Voix, négation, exclamation, interrogation

 

Jean Albrespit

 

Toulouse : Presses universitaires du Mirail, 2011

Broché. 186 pages. ISBN 978-2-8107-0136-0. 16 €

 

Recension de Laure Gardelle

École Normale Supérieure de Lyon

 

 

 

Cet ouvrage s’intéresse à la construction de l’énoncé en anglais, autour de quatre types d’énoncés qui ont pour point commun une modification d’une phrase « canonique » de type SVO : énoncés passifs (que l’auteur considère comme des cas de réagencement), négatifs, exclamatifs et interrogatifs. Les modifications se manifestent de manières diverses – modification du contour intonatif, apparition d’éléments, permutations, ... –, mais dans tous les cas, bien que la construction présente des contraintes grammaticales, elle est également le fruit de choix énonciatifs en discours. Le but de l’auteur est précisément de rendre compte de l’organisation de l’énoncé et des raisons et procédés qui expliquent ces transformations de la phrase simple. Pour ce faire, il s’attache à l’anglais contemporain, mais aussi aux origines des phénomènes étudiés en diachronie.

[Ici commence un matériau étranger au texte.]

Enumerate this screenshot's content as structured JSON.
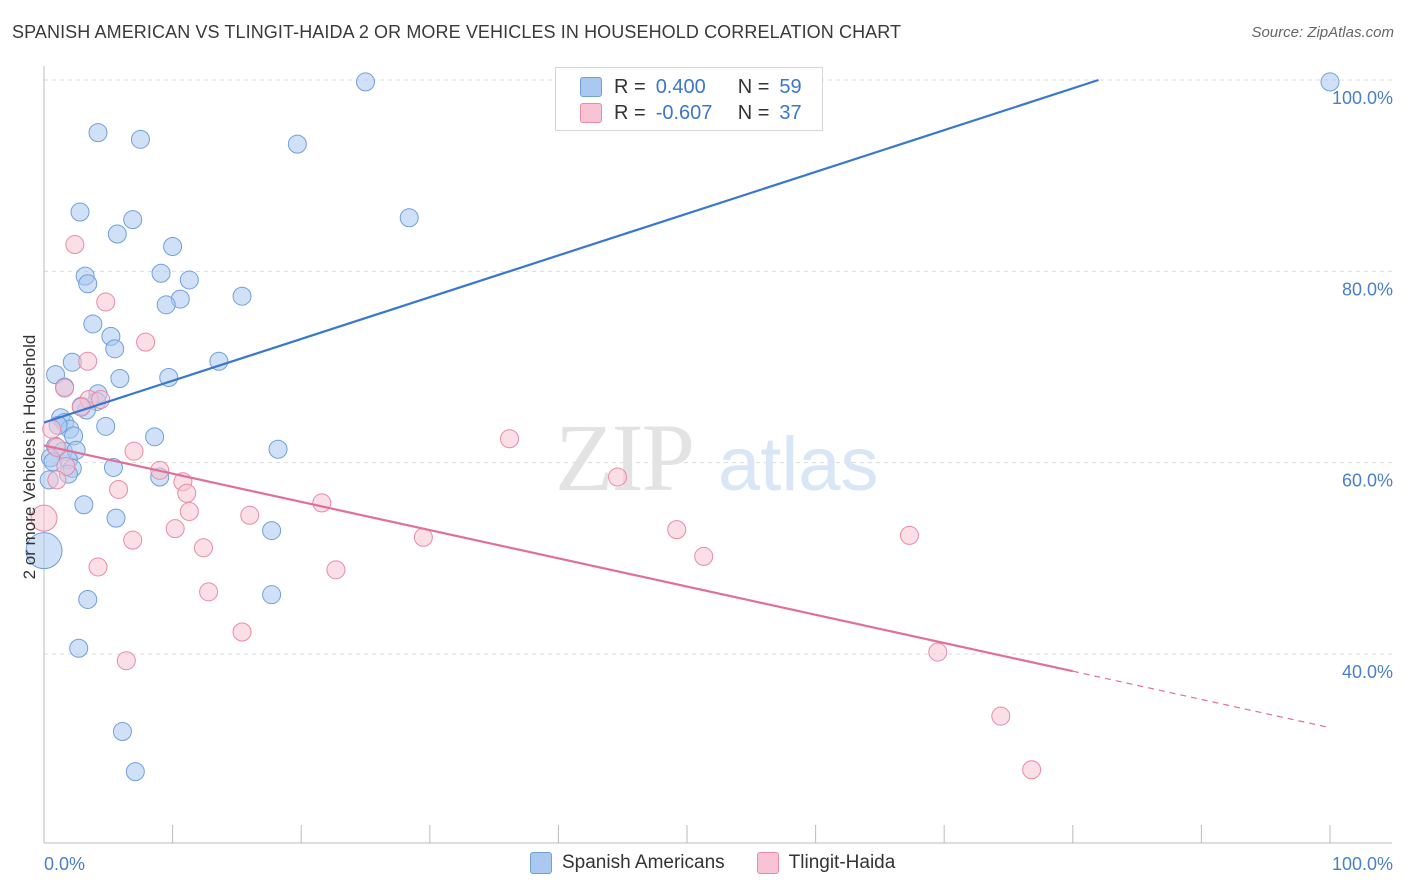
{
  "title": "SPANISH AMERICAN VS TLINGIT-HAIDA 2 OR MORE VEHICLES IN HOUSEHOLD CORRELATION CHART",
  "source": "Source: ZipAtlas.com",
  "watermark": {
    "zip": "ZIP",
    "atlas": "atlas"
  },
  "legend_top": [
    {
      "r_label": "R =",
      "r_value": "0.400",
      "n_label": "N =",
      "n_value": "59",
      "color": "#aac8f0",
      "border": "#6f9fdc"
    },
    {
      "r_label": "R =",
      "r_value": "-0.607",
      "n_label": "N =",
      "n_value": "37",
      "color": "#f8c4d4",
      "border": "#e88aa8"
    }
  ],
  "legend_bottom": [
    {
      "label": "Spanish Americans",
      "color": "#aac8f0",
      "border": "#6f9fdc"
    },
    {
      "label": "Tlingit-Haida",
      "color": "#f8c4d4",
      "border": "#e88aa8"
    }
  ],
  "chart_data": {
    "type": "scatter",
    "title": "SPANISH AMERICAN VS TLINGIT-HAIDA 2 OR MORE VEHICLES IN HOUSEHOLD CORRELATION CHART",
    "xlabel": "",
    "ylabel": "2 or more Vehicles in Household",
    "x_tick_labels": [
      "0.0%",
      "100.0%"
    ],
    "y_tick_labels": [
      "40.0%",
      "60.0%",
      "80.0%",
      "100.0%"
    ],
    "xlim": [
      0,
      100
    ],
    "ylim": [
      19,
      102
    ],
    "y_ticks": [
      40,
      60,
      80,
      100
    ],
    "grid": true,
    "series": [
      {
        "name": "Spanish Americans",
        "color": "#6f9fdc",
        "fill": "#aac8f0",
        "trend": {
          "x": [
            0,
            82
          ],
          "y": [
            64.2,
            100
          ],
          "color": "#3a78cf"
        },
        "points": [
          [
            25,
            99.8,
            9
          ],
          [
            100,
            99.8,
            9
          ],
          [
            4.2,
            94.5,
            9
          ],
          [
            7.5,
            93.8,
            9
          ],
          [
            19.7,
            93.3,
            9
          ],
          [
            2.8,
            86.2,
            9
          ],
          [
            6.9,
            85.4,
            9
          ],
          [
            28.4,
            85.6,
            9
          ],
          [
            5.7,
            83.9,
            9
          ],
          [
            10,
            82.6,
            9
          ],
          [
            3.2,
            79.5,
            9
          ],
          [
            3.4,
            78.7,
            9
          ],
          [
            9.1,
            79.8,
            9
          ],
          [
            11.3,
            79.1,
            9
          ],
          [
            10.6,
            77.1,
            9
          ],
          [
            9.5,
            76.5,
            9
          ],
          [
            15.4,
            77.4,
            9
          ],
          [
            3.8,
            74.5,
            9
          ],
          [
            5.2,
            73.2,
            9
          ],
          [
            5.5,
            71.9,
            9
          ],
          [
            2.2,
            70.5,
            9
          ],
          [
            13.6,
            70.6,
            9
          ],
          [
            0.9,
            69.2,
            9
          ],
          [
            5.9,
            68.8,
            9
          ],
          [
            9.7,
            68.9,
            9
          ],
          [
            1.6,
            67.9,
            9
          ],
          [
            4.2,
            67.2,
            9
          ],
          [
            4.1,
            66.4,
            9
          ],
          [
            3.3,
            65.5,
            9
          ],
          [
            2.9,
            65.9,
            9
          ],
          [
            1.3,
            64.7,
            9
          ],
          [
            1.6,
            64.2,
            9
          ],
          [
            2.0,
            63.5,
            9
          ],
          [
            1.1,
            63.9,
            9
          ],
          [
            4.8,
            63.8,
            9
          ],
          [
            2.3,
            62.8,
            9
          ],
          [
            8.6,
            62.7,
            9
          ],
          [
            0.9,
            61.7,
            9
          ],
          [
            1.5,
            61.2,
            9
          ],
          [
            2.5,
            61.3,
            9
          ],
          [
            18.2,
            61.4,
            9
          ],
          [
            0.5,
            60.5,
            9
          ],
          [
            0.7,
            60.1,
            9
          ],
          [
            1.9,
            60.3,
            9
          ],
          [
            2.2,
            59.4,
            9
          ],
          [
            5.4,
            59.5,
            9
          ],
          [
            1.9,
            58.8,
            9
          ],
          [
            9.0,
            58.5,
            9
          ],
          [
            0.4,
            58.2,
            9
          ],
          [
            3.1,
            55.6,
            9
          ],
          [
            5.6,
            54.2,
            9
          ],
          [
            17.7,
            52.9,
            9
          ],
          [
            0,
            50.8,
            18
          ],
          [
            3.4,
            45.7,
            9
          ],
          [
            17.7,
            46.2,
            9
          ],
          [
            2.7,
            40.6,
            9
          ],
          [
            6.1,
            31.9,
            9
          ],
          [
            7.1,
            27.7,
            9
          ]
        ]
      },
      {
        "name": "Tlingit-Haida",
        "color": "#e88aa8",
        "fill": "#f8c4d4",
        "trend": {
          "x": [
            0,
            80
          ],
          "y": [
            61.8,
            38.2
          ],
          "dash_x": [
            80,
            100
          ],
          "dash_y": [
            38.2,
            32.3
          ],
          "color": "#e0709a"
        },
        "points": [
          [
            2.4,
            82.8,
            9
          ],
          [
            4.8,
            76.8,
            9
          ],
          [
            3.4,
            70.6,
            9
          ],
          [
            7.9,
            72.6,
            9
          ],
          [
            1.6,
            67.8,
            9
          ],
          [
            3.5,
            66.6,
            9
          ],
          [
            4.4,
            66.6,
            9
          ],
          [
            2.9,
            65.8,
            9
          ],
          [
            0.6,
            63.5,
            9
          ],
          [
            1.0,
            61.6,
            9
          ],
          [
            7.0,
            61.2,
            9
          ],
          [
            36.2,
            62.5,
            9
          ],
          [
            1.7,
            59.6,
            9
          ],
          [
            9.0,
            59.2,
            9
          ],
          [
            10.8,
            58.0,
            9
          ],
          [
            1.0,
            58.2,
            9
          ],
          [
            44.6,
            58.5,
            9
          ],
          [
            5.8,
            57.2,
            9
          ],
          [
            11.1,
            56.8,
            9
          ],
          [
            21.6,
            55.8,
            9
          ],
          [
            11.3,
            54.9,
            9
          ],
          [
            16.0,
            54.5,
            9
          ],
          [
            0,
            54.2,
            13
          ],
          [
            10.2,
            53.1,
            9
          ],
          [
            49.2,
            53.0,
            9
          ],
          [
            6.9,
            51.9,
            9
          ],
          [
            29.5,
            52.2,
            9
          ],
          [
            67.3,
            52.4,
            9
          ],
          [
            12.4,
            51.1,
            9
          ],
          [
            51.3,
            50.2,
            9
          ],
          [
            4.2,
            49.1,
            9
          ],
          [
            22.7,
            48.8,
            9
          ],
          [
            12.8,
            46.5,
            9
          ],
          [
            15.4,
            42.3,
            9
          ],
          [
            69.5,
            40.2,
            9
          ],
          [
            6.4,
            39.3,
            9
          ],
          [
            74.4,
            33.5,
            9
          ],
          [
            76.8,
            27.9,
            9
          ]
        ]
      }
    ]
  }
}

L’ouvrage est destiné principalement aux étudiants d’anglais, et propose un nombre important d’exercices, à effectuer en autonomie ou dans le cadre d’un enseignement. Les exercices d’étape permettent d’amorcer la réflexion ; ils se trouvent en amont des explications grammaticales. Il s’agit surtout de tâches de repérage et de traduction. Certains portent sur le vieil-anglais, mais ne nécessitent généralement pas de connaissances spécifiques pour être abordés. En fin de section ou de chapitre se trouvent des exercices bilan, le plus souvent corrigés. Ils sont complétés en fin d’ouvrage par des exercices dits de synthèse, non corrigés pour la plupart, qui regroupent dans une même section des activités sur les différents phénomènes traités.

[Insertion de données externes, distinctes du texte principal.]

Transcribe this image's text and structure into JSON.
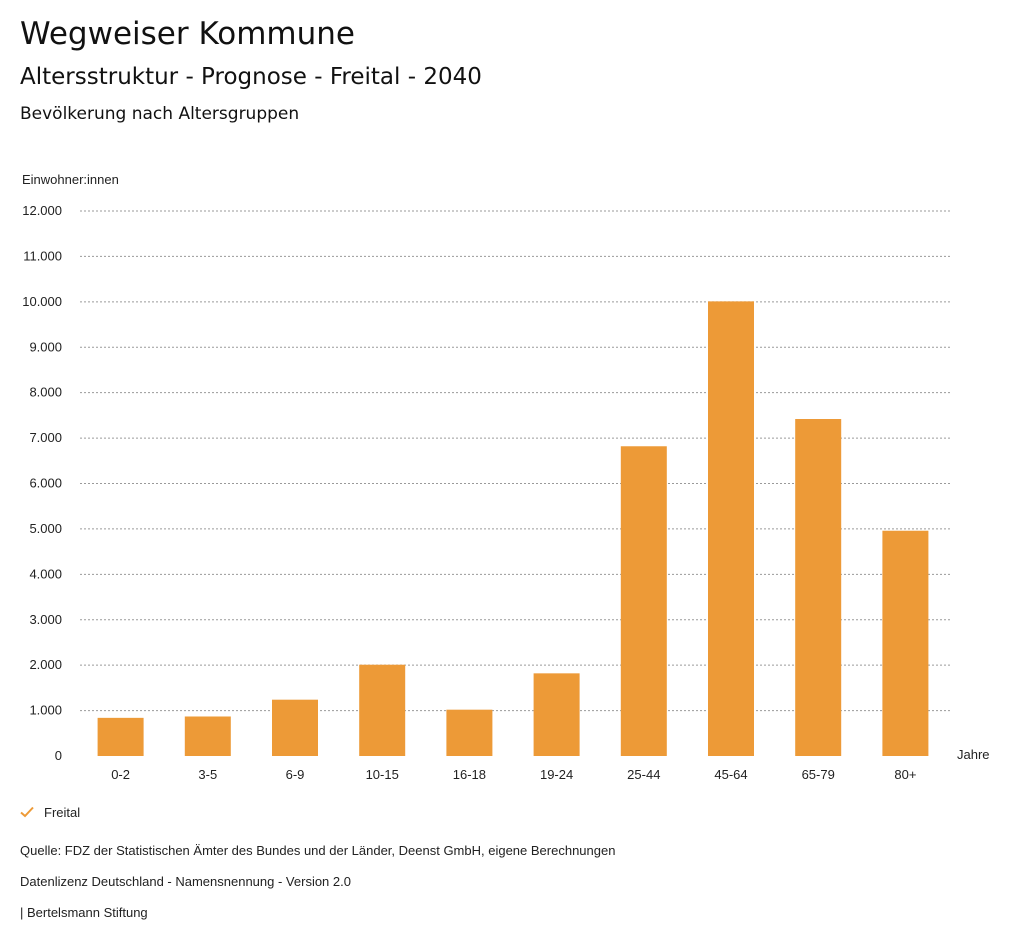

L’ouvrage se divise en cinq parties. Après une introduction, dans laquelle l’auteur rappelle qu’il s’inscrit dans le cadre de la théorie de l’énonciation et pose les principaux concepts et enjeux de la perspective adoptée, sont abordés les énoncés passifs (chapitre 1), négatifs (chapitre 2), exclamatifs (chapitre 3) et enfin interrogatifs (chapitre 4). Chacun de ces quatre chapitres principaux suit le même plan : une première section, intitulée « Étapes historiques », est consacrée à des remarques diachroniques, puis une seconde propose des remarques relatives à l’ « anglais contemporain » (terme choisi dans un souci de simplification, et qui désigne plus précisément l’anglais postérieur à 1800).

Le chapitre 5, intitulé « Exercices portant sur tout l’ouvrage », est consacré aux exercices dits de synthèse. Suivent les corrigés des exercices, puis un glossaire, tout à fait utile, qui propose des définitions concises de termes tels que centre organisateur, énonciateur, flexion ou visée. Il comporte également une brève présentation des œuvres médiévales citées dans le corps de l’ouvrage. La bibliographie, quant à elle, propose des travaux sur l’anglais contemporain comme sur l’histoire de la langue, ainsi que des dictionnaires de référence et quelques corpus électroniques – les analyses s’appuyant, comme le souligne l’auteur, sur des énoncés authentiques.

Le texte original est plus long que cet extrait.